Underground water in the former Caerau colliery near Maesteg has been naturally heated by the earth, and now Bridgend County Borough Council is investigating how to extract the heat to warm homes using a network of pipes.
The scheme will be the first of its kind in the UK and would use existing radiators to heat homes without mine-water ever entering properties
Lesley Griffiths, Welsh Government cabinet secretary for energy, planning and rural affairs, said: “Our ambition is for our nation to be a world leader in pioneering low carbon energy. This is a cutting-edge model of generating a clean source of renewable energy, drawing on the legacy of our coal mining heritage.
“It will not only attract further investment to the area, but also addresses fuel poverty by cutting energy bills and has the potential to be rolled out to Wales and beyond.
“This EU-funded scheme will also create jobs both within the initial construction period and the ongoing supply chain, as well as offering training and educational opportunities in a very innovative area.”
The findings of a study to determine if the water is warm enough is expected in February.
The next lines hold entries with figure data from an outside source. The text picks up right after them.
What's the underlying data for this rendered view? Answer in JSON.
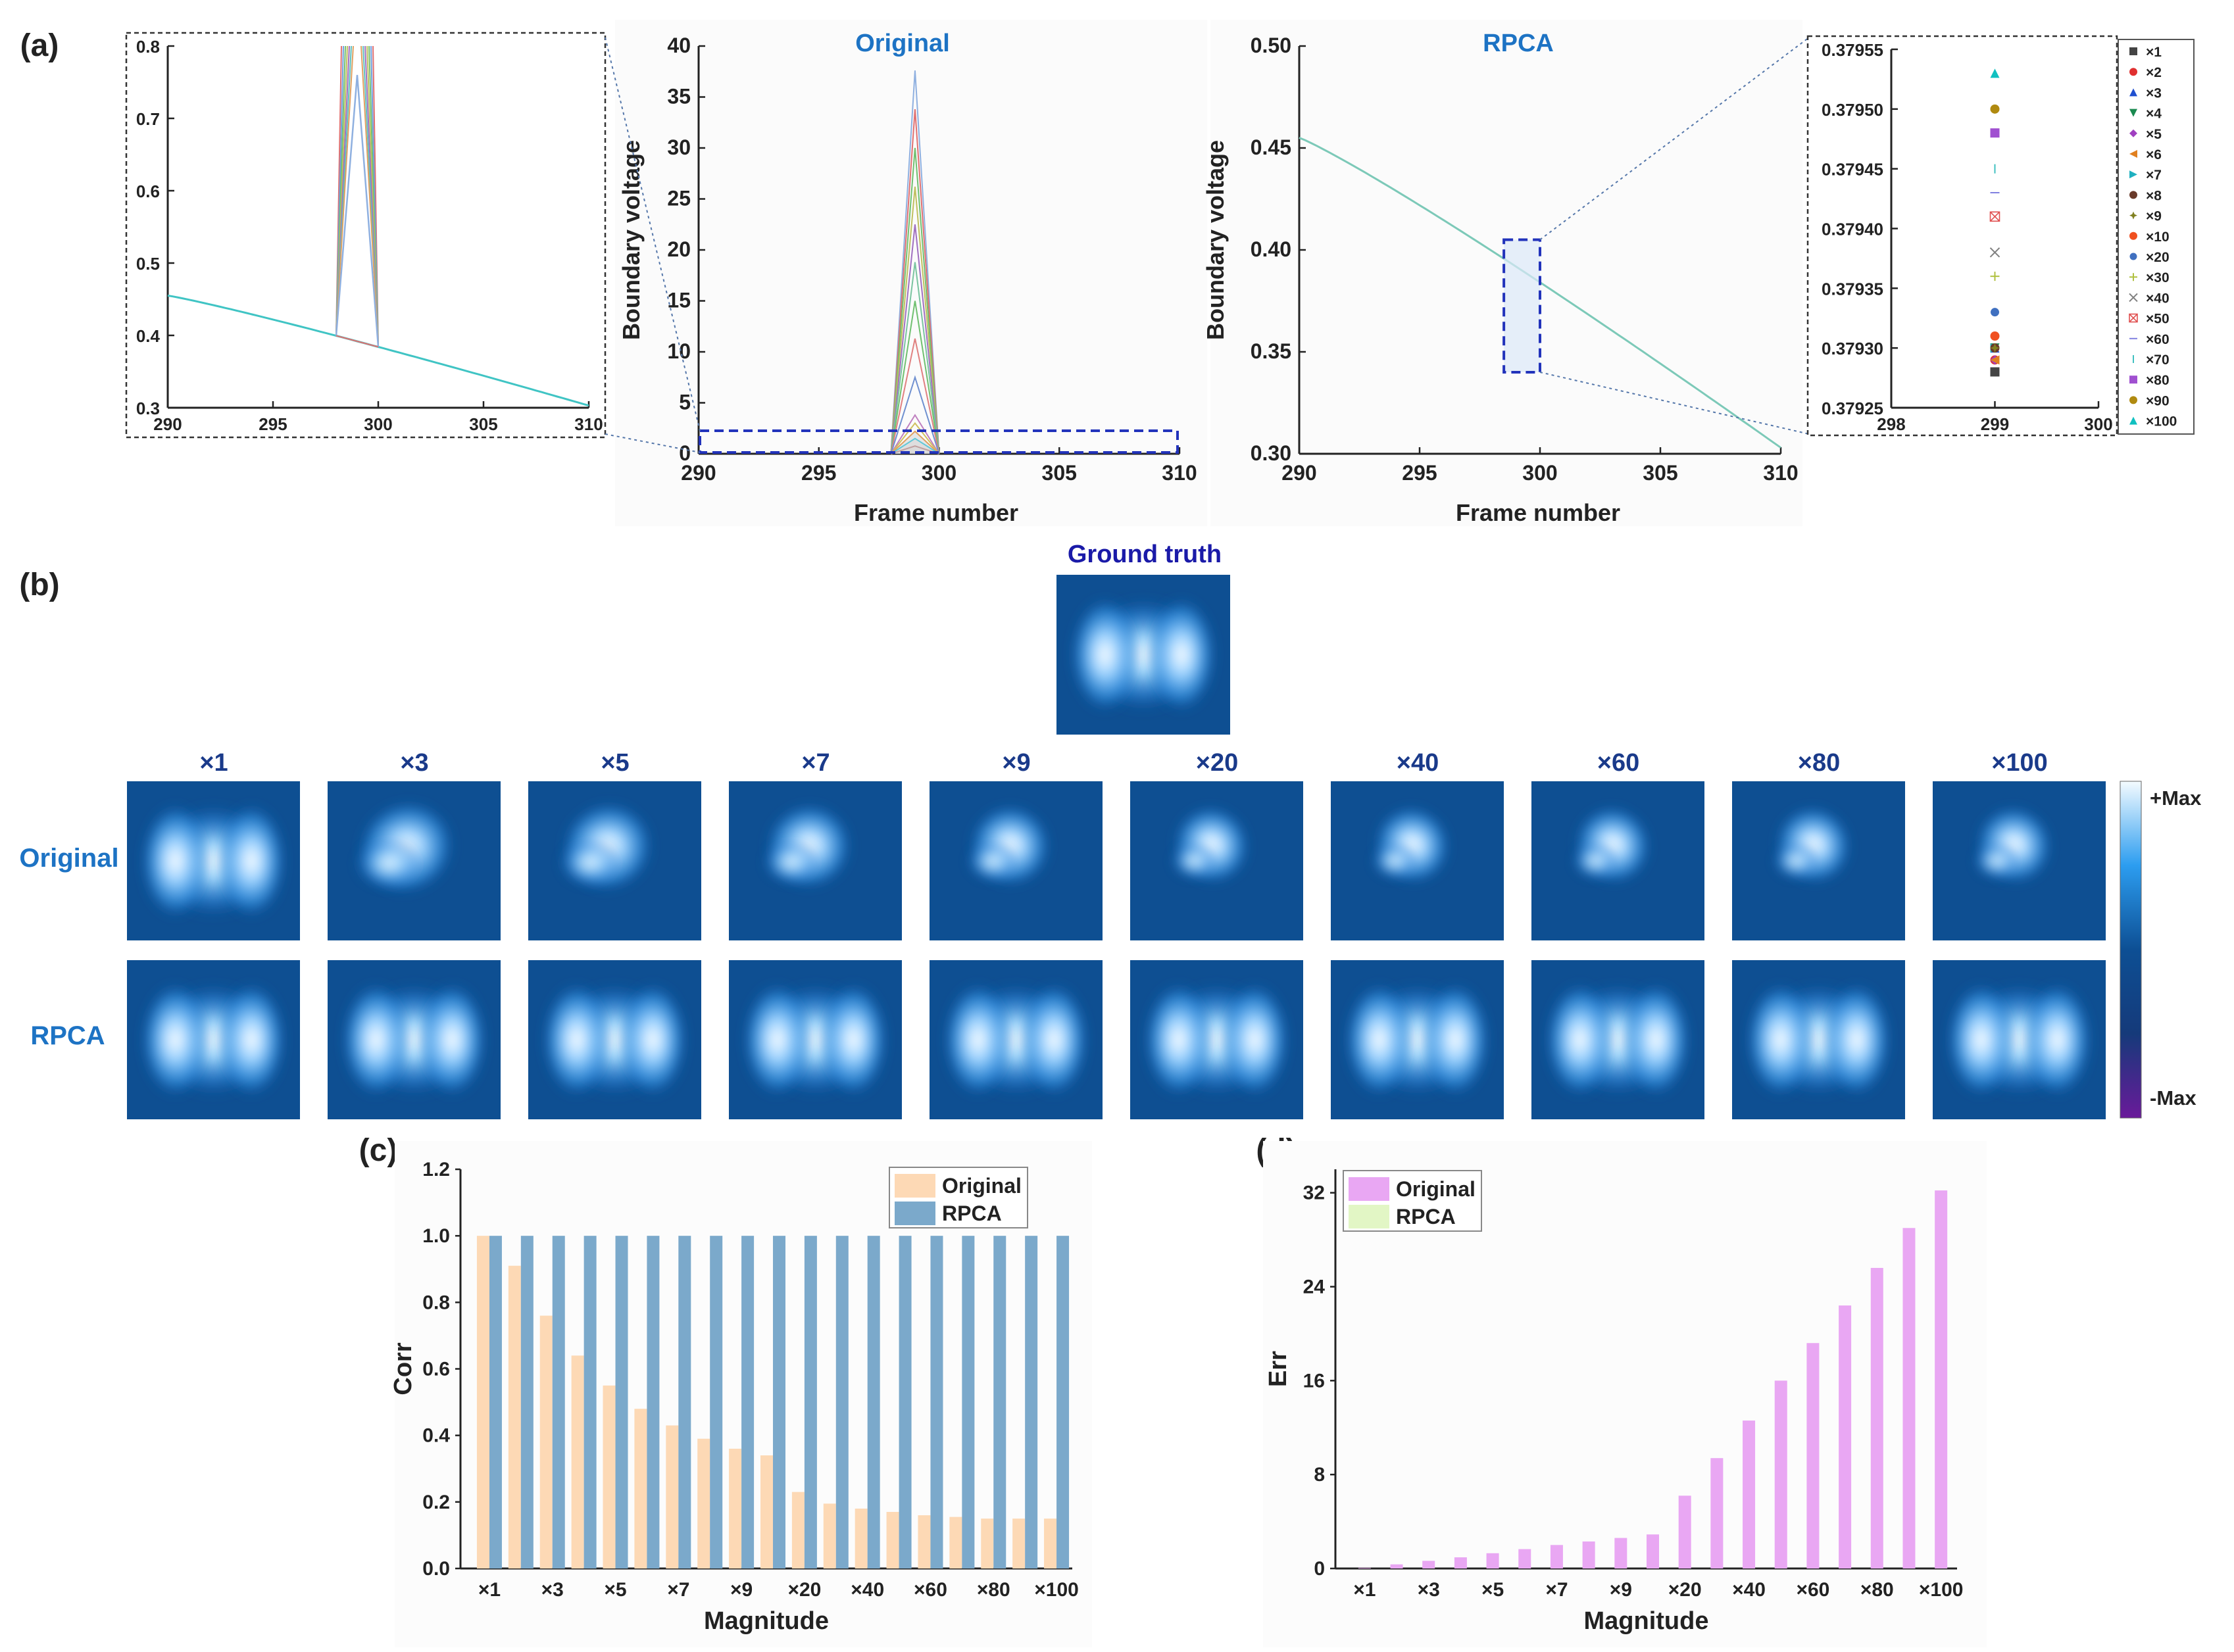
{
  "panel_labels": {
    "a": "(a)",
    "b": "(b)",
    "c": "(c)",
    "d": "(d)"
  },
  "colors": {
    "title_blue": "#1d73c4",
    "gt_blue": "#1a1aa8",
    "rpca_bar": "#7ba9cb",
    "orig_bar": "#fdd9b5",
    "err_orig": "#e9a7f3",
    "err_rpca": "#e2f6c5",
    "curve": "#40c4c4"
  },
  "panel_a": {
    "zoom_left": {
      "xticks": [
        "290",
        "295",
        "300",
        "305",
        "310"
      ],
      "yticks": [
        "0.3",
        "0.4",
        "0.5",
        "0.6",
        "0.7",
        "0.8"
      ],
      "xlim": [
        290,
        310
      ],
      "ylim": [
        0.3,
        0.8
      ]
    },
    "original": {
      "title": "Original",
      "xlabel": "Frame number",
      "ylabel": "Boundary voltage",
      "xticks": [
        "290",
        "295",
        "300",
        "305",
        "310"
      ],
      "yticks": [
        "0",
        "5",
        "10",
        "15",
        "20",
        "25",
        "30",
        "35",
        "40"
      ],
      "xlim": [
        290,
        310
      ],
      "ylim": [
        0,
        40
      ],
      "spike_peaks": [
        0.76,
        1.5,
        2.2,
        3,
        3.8,
        7.5,
        11.3,
        15,
        18.8,
        22.5,
        26.2,
        30,
        33.8,
        37.6
      ]
    },
    "rpca": {
      "title": "RPCA",
      "xlabel": "Frame number",
      "ylabel": "Boundary voltage",
      "xticks": [
        "290",
        "295",
        "300",
        "305",
        "310"
      ],
      "yticks": [
        "0.30",
        "0.35",
        "0.40",
        "0.45",
        "0.50"
      ],
      "xlim": [
        290,
        310
      ],
      "ylim": [
        0.3,
        0.5
      ]
    },
    "zoom_right": {
      "xticks": [
        "298",
        "299",
        "300"
      ],
      "yticks": [
        "0.37925",
        "0.37930",
        "0.37935",
        "0.37940",
        "0.37945",
        "0.37950",
        "0.37955"
      ],
      "xlim": [
        298,
        300
      ],
      "ylim": [
        0.37925,
        0.37955
      ]
    },
    "legend": [
      {
        "label": "×1",
        "marker": "square",
        "color": "#444444",
        "y": 0.37928
      },
      {
        "label": "×2",
        "marker": "circle",
        "color": "#e03030",
        "y": 0.37929
      },
      {
        "label": "×3",
        "marker": "triangle",
        "color": "#2050d0",
        "y": 0.3793
      },
      {
        "label": "×4",
        "marker": "tri-down",
        "color": "#1a8a50",
        "y": 0.3793
      },
      {
        "label": "×5",
        "marker": "diamond",
        "color": "#a040c0",
        "y": 0.37929
      },
      {
        "label": "×6",
        "marker": "tri-left",
        "color": "#e08020",
        "y": 0.37929
      },
      {
        "label": "×7",
        "marker": "tri-right",
        "color": "#20b0c0",
        "y": 0.3793
      },
      {
        "label": "×8",
        "marker": "hexagon",
        "color": "#6a3a2a",
        "y": 0.3793
      },
      {
        "label": "×9",
        "marker": "star",
        "color": "#808020",
        "y": 0.3793
      },
      {
        "label": "×10",
        "marker": "circle",
        "color": "#f05020",
        "y": 0.37931
      },
      {
        "label": "×20",
        "marker": "circle-half",
        "color": "#4070c0",
        "y": 0.37933
      },
      {
        "label": "×30",
        "marker": "plus",
        "color": "#b0c040",
        "y": 0.37936
      },
      {
        "label": "×40",
        "marker": "x",
        "color": "#808080",
        "y": 0.37938
      },
      {
        "label": "×50",
        "marker": "x-square",
        "color": "#e05050",
        "y": 0.37941
      },
      {
        "label": "×60",
        "marker": "hline",
        "color": "#8080e0",
        "y": 0.37943
      },
      {
        "label": "×70",
        "marker": "vline",
        "color": "#40c0c0",
        "y": 0.37945
      },
      {
        "label": "×80",
        "marker": "square",
        "color": "#a050d0",
        "y": 0.37948
      },
      {
        "label": "×90",
        "marker": "circle",
        "color": "#b08a10",
        "y": 0.3795
      },
      {
        "label": "×100",
        "marker": "triangle",
        "color": "#10c0c0",
        "y": 0.37953
      }
    ]
  },
  "panel_b": {
    "ground_truth": "Ground truth",
    "columns": [
      "×1",
      "×3",
      "×5",
      "×7",
      "×9",
      "×20",
      "×40",
      "×60",
      "×80",
      "×100"
    ],
    "row_labels": [
      "Original",
      "RPCA"
    ],
    "colorbar": {
      "max": "+Max",
      "min": "-Max"
    }
  },
  "chart_data": [
    {
      "type": "bar",
      "panel": "c",
      "categories": [
        "×1",
        "×2",
        "×3",
        "×4",
        "×5",
        "×6",
        "×7",
        "×8",
        "×9",
        "×10",
        "×20",
        "×30",
        "×40",
        "×50",
        "×60",
        "×70",
        "×80",
        "×90",
        "×100"
      ],
      "tick_labels": [
        "×1",
        "×3",
        "×5",
        "×7",
        "×9",
        "×20",
        "×40",
        "×60",
        "×80",
        "×100"
      ],
      "series": [
        {
          "name": "Original",
          "values": [
            1.0,
            0.91,
            0.76,
            0.64,
            0.55,
            0.48,
            0.43,
            0.39,
            0.36,
            0.34,
            0.23,
            0.195,
            0.18,
            0.17,
            0.16,
            0.155,
            0.15,
            0.15,
            0.15
          ]
        },
        {
          "name": "RPCA",
          "values": [
            1.0,
            1.0,
            1.0,
            1.0,
            1.0,
            1.0,
            1.0,
            1.0,
            1.0,
            1.0,
            1.0,
            1.0,
            1.0,
            1.0,
            1.0,
            1.0,
            1.0,
            1.0,
            1.0
          ]
        }
      ],
      "xlabel": "Magnitude",
      "ylabel": "Corr",
      "ylim": [
        0,
        1.2
      ],
      "yticks": [
        "0.0",
        "0.2",
        "0.4",
        "0.6",
        "0.8",
        "1.0",
        "1.2"
      ],
      "legend_position": "top-right"
    },
    {
      "type": "bar",
      "panel": "d",
      "categories": [
        "×1",
        "×2",
        "×3",
        "×4",
        "×5",
        "×6",
        "×7",
        "×8",
        "×9",
        "×10",
        "×20",
        "×30",
        "×40",
        "×50",
        "×60",
        "×70",
        "×80",
        "×90",
        "×100"
      ],
      "tick_labels": [
        "×1",
        "×3",
        "×5",
        "×7",
        "×9",
        "×20",
        "×40",
        "×60",
        "×80",
        "×100"
      ],
      "series": [
        {
          "name": "Original",
          "values": [
            0.05,
            0.35,
            0.65,
            0.95,
            1.3,
            1.65,
            2.0,
            2.3,
            2.6,
            2.9,
            6.2,
            9.4,
            12.6,
            16.0,
            19.2,
            22.4,
            25.6,
            29.0,
            32.2
          ]
        },
        {
          "name": "RPCA",
          "values": [
            0,
            0,
            0,
            0,
            0,
            0,
            0,
            0,
            0,
            0,
            0,
            0,
            0,
            0,
            0,
            0,
            0,
            0,
            0
          ]
        }
      ],
      "xlabel": "Magnitude",
      "ylabel": "Err",
      "ylim": [
        0,
        34
      ],
      "yticks": [
        "0",
        "8",
        "16",
        "24",
        "32"
      ],
      "legend_position": "top-left"
    }
  ]
}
The British Geological Survey has been testing the temperature, chemistry and volume of the mining-water, with the temperature expected to be around 20.6 degrees celsius – warm enough for the scheme to be a success.
Richard Young, the council’s cabinet member for communities, said: “The volume of water and its temperature makes the scheme possible and now we have been awarded £6.5m of EU funds from the Welsh Government, the next phase is to work through the full scope of the scheme and put everything in place to deliver a trailblazing project for the Llynfi Valley.
“It will also act as a catalyst for other energy project investments, possibly through the City Deal and other investment.”
While the initial heat network will involve 150 properties, and the nearby school and church, there may be potential for the scheme to eventually warm up to a thousand local homes.
The remaining funds for the £9.4m scheme will be made up by the UK Government, Energy Systems Catapult and Bridgend County Borough Council. Other partners include: BGS, Kensa, Egnida, Specific, Carreg Las, Natural Resources Wales and The Coal Authority.